France’s upper house of parliament approved on Friday a new bill criminalizing the denial of the 1915 Armenian genocide in Ottoman Turkey and other crimes against humanity recognized by the French state.
The bill hailed by Armenia was unanimously approved by the French lower house, the National Assembly, in the first reading in July. It stipulates that any public denial of those atrocities will be punishable by up to one year’s imprisonment and a 45,000-euro ($50,000) fine.
Currently, French law only makes it a crime to deny the Holocaust.
French lawmakers already passed a law against Armenian genocide denial about four years ago. The French constitutional court subsequently struck down that law, however, saying that it runs counter to freedom of speech.

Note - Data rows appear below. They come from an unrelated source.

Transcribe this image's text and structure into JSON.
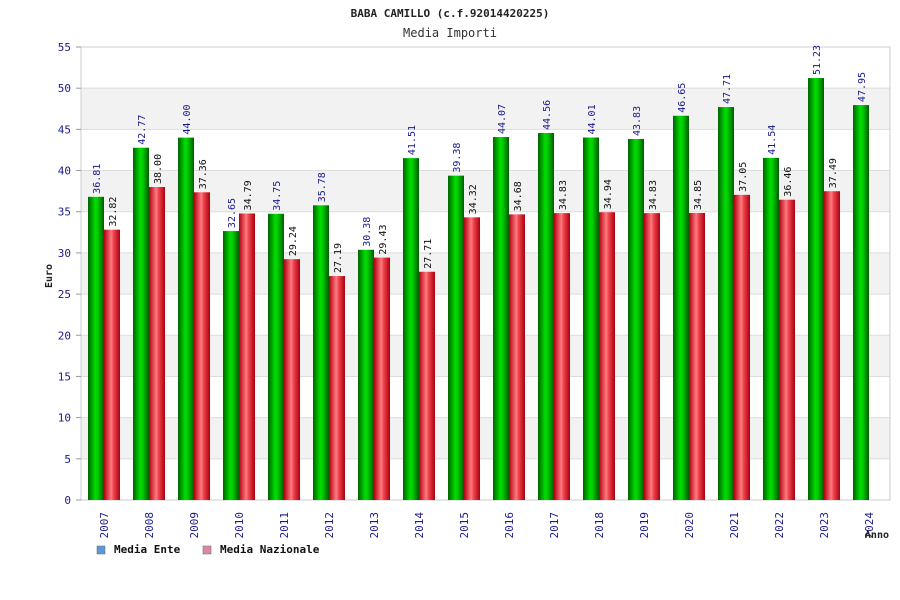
{
  "chart_data": {
    "type": "bar",
    "title": "BABA CAMILLO (c.f.92014420225)",
    "subtitle": "Media Importi",
    "ylabel": "Euro",
    "xlabel": "Anno",
    "ylim": [
      0,
      55
    ],
    "ytick_step": 5,
    "grid": true,
    "legend_position": "bottom-left",
    "categories": [
      "2007",
      "2008",
      "2009",
      "2010",
      "2011",
      "2012",
      "2013",
      "2014",
      "2015",
      "2016",
      "2017",
      "2018",
      "2019",
      "2020",
      "2021",
      "2022",
      "2023",
      "2024"
    ],
    "series": [
      {
        "name": "Media Ente",
        "legend_color": "#5b9bd5",
        "bar_color": "#00b800",
        "values": [
          36.81,
          42.77,
          44.0,
          32.65,
          34.75,
          35.78,
          30.38,
          41.51,
          39.38,
          44.07,
          44.56,
          44.01,
          43.83,
          46.65,
          47.71,
          41.54,
          51.23,
          47.95
        ]
      },
      {
        "name": "Media Nazionale",
        "legend_color": "#d98aa0",
        "bar_color": "#e8212b",
        "values": [
          32.82,
          38.0,
          37.36,
          34.79,
          29.24,
          27.19,
          29.43,
          27.71,
          34.32,
          34.68,
          34.83,
          34.94,
          34.83,
          34.85,
          37.05,
          36.46,
          37.49,
          null
        ]
      }
    ]
  }
}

Socialist Party leader Francois Hollande pledged to have Armenian genocide denial banned again before he was elected France’s president in 2012. He told leaders of France’s influential Armenian community that a new bill should be drafted with “utmost legal security” so that it satisfies the constitutional court.
Hollande, 61, is expected to run for a second term in presidential elections slated for April-May 2017. His government’s support for the measure long championed by the Armenian community appears to have been decisive for the outcome of Friday’s vote in the French Senate.
"We do not have to characterize historical facts, it is the task of historians,” Patrick Kanner, the French minister for urban affairs, youth and sports, was quoted by Europe1.fr as telling the Senate. But he said the French state must make it clear that genocide denial is “a crime that incites hatred and, as such, threatens our social peace."
The Senate passed the bill by 156 votes to 146. Most of the senators that backed the measure are Socialists.
Armenia was quick to hail the development. “With this step, France once again reaffirmed its valuable role in condemning genocides perpetrated in the past, fighting against their denial and preventing new crimes against humanity,” Foreign Minister Edward Nalbandian said in a statement.
President Serzh Sarkisian also praised the French bill when he met with Hollande on the sidelines of a NATO summit in Warsaw in July. Sarkisian gave Hollande credit for it was passage by the French lower house.
Turkey expressed concern over the new French bill against genocide denial shortly after the National Assembly vote. The Turkish Foreign Ministry urged the French Senate to reject its “elements that may have the potential to pose the risk of limiting the freedom of expression.” It clearly referred to the World War One-era slaughter of up to 1.5 million Armenians which France officially recognized as genocide in 2001.
Ankara strongly denies that the mass killings constituted genocide. It did not immediately react to the Senate vote.